The bot takes a list of URLs and generates a table out of it, listing for each URL the relevant ArchiveBot jobs. This allows collecting resources related to a particular topic and keeping an overview of which have been archived.

Basics

The bot needs two pages. One is the page where the table is shown ("tracking page"), and the other contains the URL list ("list page"). The name of the list page is equal to the one of the tracking page with /list appended.

Create the page "ArchiveBot/Example" with this text:

Optional: an introduction what this page is about if it's not obvious from the title.

<!-- bot --><!-- /bot -->

{{archivebot}}

And the page "ArchiveBot/Example/list" with a plain list of URLs:

https://an.example.org/
https://another.example.net/

Once the bot processes the page, "ArchiveBot/Example" will look something like this:

  • Statistics: Saved! (0) · Not saved yet (2) · Total size (0 KiB)

Do not edit this table, it is automatically updated by bot. There is a raw list of URLs that you can edit.

Details

The bot replaces the contents between <!-- bot --> and <!-- /bot --> with its output. Editing any of it is useless since it will be overwritten the next time the bot runs, but you can do anything before or after those bot marks.

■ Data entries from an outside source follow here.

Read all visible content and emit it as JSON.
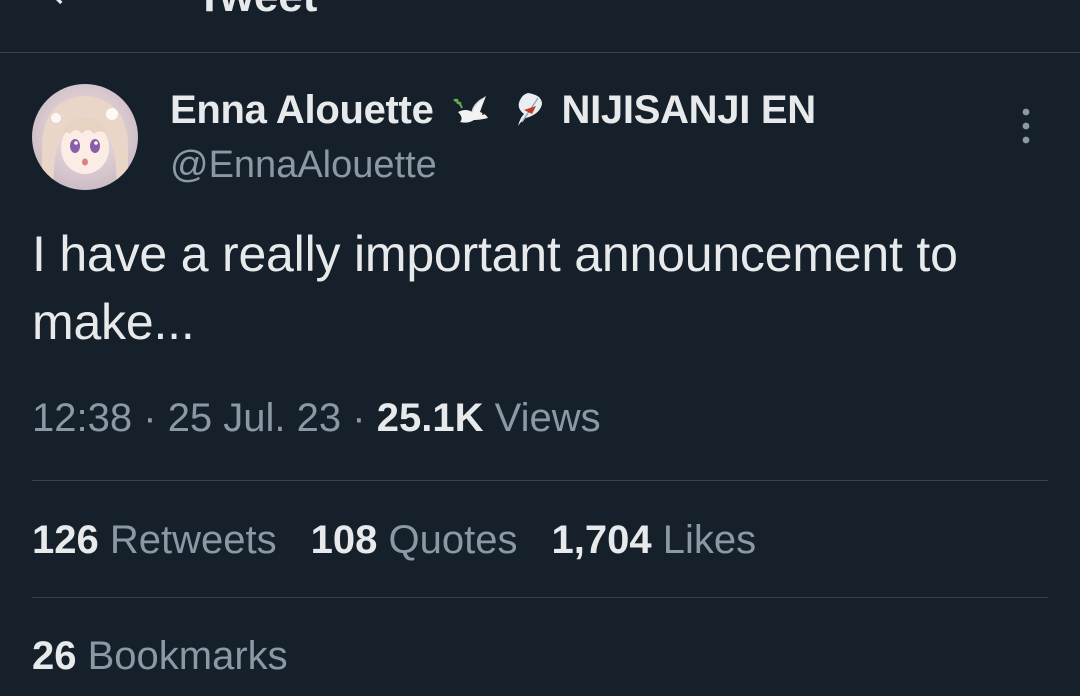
{
  "header": {
    "title": "Tweet"
  },
  "tweet": {
    "author_name": "Enna Alouette",
    "affiliation": "NIJISANJI EN",
    "name_emojis": [
      "dove-icon",
      "feather-quill-icon"
    ],
    "handle": "@EnnaAlouette",
    "text": "I have a really important announcement to make...",
    "time": "12:38",
    "date": "25 Jul. 23",
    "views_count": "25.1K",
    "views_label": "Views",
    "separator": "·"
  },
  "stats": {
    "retweets_count": "126",
    "retweets_label": "Retweets",
    "quotes_count": "108",
    "quotes_label": "Quotes",
    "likes_count": "1,704",
    "likes_label": "Likes",
    "bookmarks_count": "26",
    "bookmarks_label": "Bookmarks"
  },
  "colors": {
    "background": "#15202b",
    "primary_text": "#e7e9ea",
    "secondary_text": "#8b98a5",
    "divider": "#38444d"
  }
}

The bot also sorts the list page before generating the table. It ignores the protocol as well as www. in this sorting. There is special treatment for some file hosters (namely: transfer.notkiska.pw, ix.io (when tricked into using a filename in the URL), and transfer.sh) in that the file ID on those is removed from the URL before sorting such that the URLs are sorted by filename instead. If two entries have the same such post-processed URL, they are next sorted by the label, then by the full URL, then by the note, and finally by the full line as entered on the list page. Duplicate lines are removed.

Labels

You can add a label to a URL, which will be displayed instead of the URL in the table. Note that the entries will still be sorted according to the URL.

Usage (on the list page):

https://example.org/some/really/long/url/that/should/not/appear/in/full/in/the/table.php.html.aspx | label = Example page

would cause the link to be rendered as:

Example page

Sections

If you want to further divide the tracking page to avoid huge, unmanageable tables and lists, you can use sections. Simply use sections on the list page – the section level is ignored entirely by the bot –, then refer to them using <!-- bot:Section name --> on the tracking page. The closing tag stays the same, <!-- /bot -->. The <!-- bot --> tag can be used to refer to anything that appears before the first section on the list page.

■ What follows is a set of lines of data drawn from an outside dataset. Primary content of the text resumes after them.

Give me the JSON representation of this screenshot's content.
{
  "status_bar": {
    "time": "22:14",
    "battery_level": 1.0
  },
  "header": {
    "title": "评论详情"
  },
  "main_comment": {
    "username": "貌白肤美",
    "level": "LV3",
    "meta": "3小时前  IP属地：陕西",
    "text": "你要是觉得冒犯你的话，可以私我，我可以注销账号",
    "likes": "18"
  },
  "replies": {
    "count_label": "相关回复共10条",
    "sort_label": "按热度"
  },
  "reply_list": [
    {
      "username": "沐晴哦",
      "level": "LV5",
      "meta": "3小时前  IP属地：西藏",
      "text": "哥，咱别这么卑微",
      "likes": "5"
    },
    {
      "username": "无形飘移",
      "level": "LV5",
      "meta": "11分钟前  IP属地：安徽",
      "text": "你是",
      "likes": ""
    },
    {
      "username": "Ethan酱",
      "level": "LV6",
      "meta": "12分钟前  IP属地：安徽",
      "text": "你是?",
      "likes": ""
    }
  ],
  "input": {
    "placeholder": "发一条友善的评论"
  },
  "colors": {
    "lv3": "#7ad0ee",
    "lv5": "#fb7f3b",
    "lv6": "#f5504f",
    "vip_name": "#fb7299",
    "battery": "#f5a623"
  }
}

Note that the section names refer to the list page's sections; the sections on the tracking page can be titled, ordered, and nested differently and are irrelevant for the bot.

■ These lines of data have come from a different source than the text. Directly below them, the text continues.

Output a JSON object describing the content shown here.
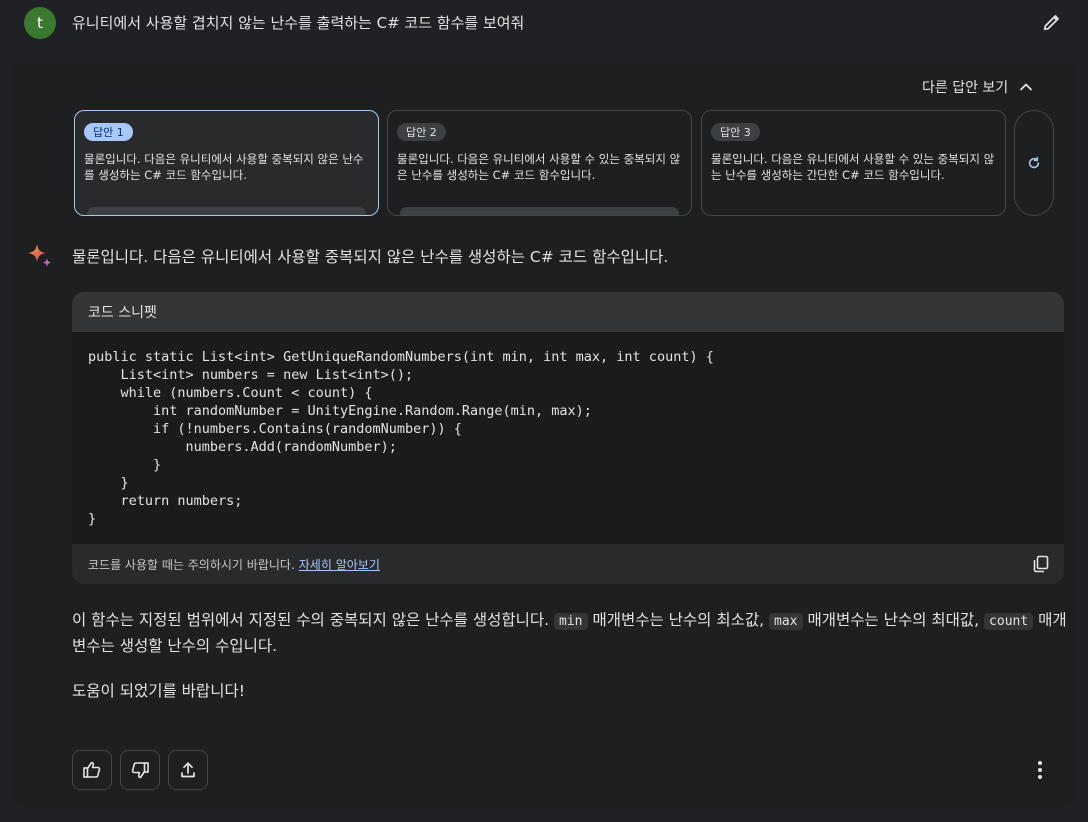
{
  "user": {
    "avatar_letter": "t",
    "avatar_color": "#3b7a2e",
    "query": "유니티에서 사용할 겹치지 않는 난수를 출력하는 C# 코드 함수를 보여줘",
    "edit_icon": "pencil-icon"
  },
  "drafts": {
    "toggle_label": "다른 답안 보기",
    "toggle_icon": "chevron-up-icon",
    "items": [
      {
        "badge": "답안 1",
        "text": "물론입니다. 다음은 유니티에서 사용할 중복되지 않은 난수를 생성하는 C# 코드 함수입니다.",
        "selected": true
      },
      {
        "badge": "답안 2",
        "text": "물론입니다. 다음은 유니티에서 사용할 수 있는 중복되지 않은 난수를 생성하는 C# 코드 함수입니다.",
        "selected": false
      },
      {
        "badge": "답안 3",
        "text": "물론입니다. 다음은 유니티에서 사용할 수 있는 중복되지 않는 난수를 생성하는 간단한 C# 코드 함수입니다.",
        "selected": false
      }
    ],
    "regenerate_icon": "refresh-icon"
  },
  "answer": {
    "lead": "물론입니다. 다음은 유니티에서 사용할 중복되지 않은 난수를 생성하는 C# 코드 함수입니다.",
    "code_snippet": {
      "header": "코드 스니펫",
      "code": "public static List<int> GetUniqueRandomNumbers(int min, int max, int count) {\n    List<int> numbers = new List<int>();\n    while (numbers.Count < count) {\n        int randomNumber = UnityEngine.Random.Range(min, max);\n        if (!numbers.Contains(randomNumber)) {\n            numbers.Add(randomNumber);\n        }\n    }\n    return numbers;\n}",
      "footer_text": "코드를 사용할 때는 주의하시기 바랍니다.",
      "footer_link": "자세히 알아보기",
      "copy_icon": "copy-icon"
    },
    "paragraph1": {
      "part1": "이 함수는 지정된 범위에서 지정된 수의 중복되지 않은 난수를 생성합니다.",
      "code1": "min",
      "part2": "매개변수는 난수의 최소값,",
      "code2": "max",
      "part3": "매개변수는 난수의 최대값,",
      "code3": "count",
      "part4": "매개변수는 생성할 난수의 수입니다."
    },
    "paragraph2": "도움이 되었기를 바랍니다!"
  },
  "actions": {
    "thumbs_up_icon": "thumbs-up-icon",
    "thumbs_down_icon": "thumbs-down-icon",
    "share_icon": "share-icon",
    "more_icon": "more-vert-icon"
  },
  "colors": {
    "background": "#202124",
    "card": "#1e1f20",
    "accent": "#a8c7fa",
    "code_header": "#333537"
  }
}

For example, on "ArchiveBot/Section example":

<!-- bot --><!-- /bot -->

== A section ==
<!-- bot:Part two --><!-- /bot -->

=== A subsection ===
<!-- bot:Part one --><!-- /bot -->

{{archivebot}}

And on "ArchiveBot/Section example/list":

http://example.org/

== Part one ==
https://something.example.net/

== Part two ==
https://foo.bar.example.com/

Notes

The bot also supports notes. Using a note on any entry within a list page section causes the bot to add an extra column to the table that contains the note. This is useful for example when listing social media profiles: the main URL would be the transfer.notkiska.pw URL (so that the bot can detect it was saved, since this is what's fed into ArchiveBot), and the note field can contain the direct link to the relevant profile.

Usage (on the list page):

https://example.org/ | note = Something
https://transfer.notkiska.pw/fileid/twitter-@textfiles | note = https://twitter.com/textfiles

Caveats

  • Some URLs are never detected as saved by the bot even though they were saved. This is mostly due to bugs or missing features in the ArchiveBot viewer.
  • It can take a while until pages are (re-)processed by the bot. Usually, it should happen once per day.

Code

The bot's code is on GitHub.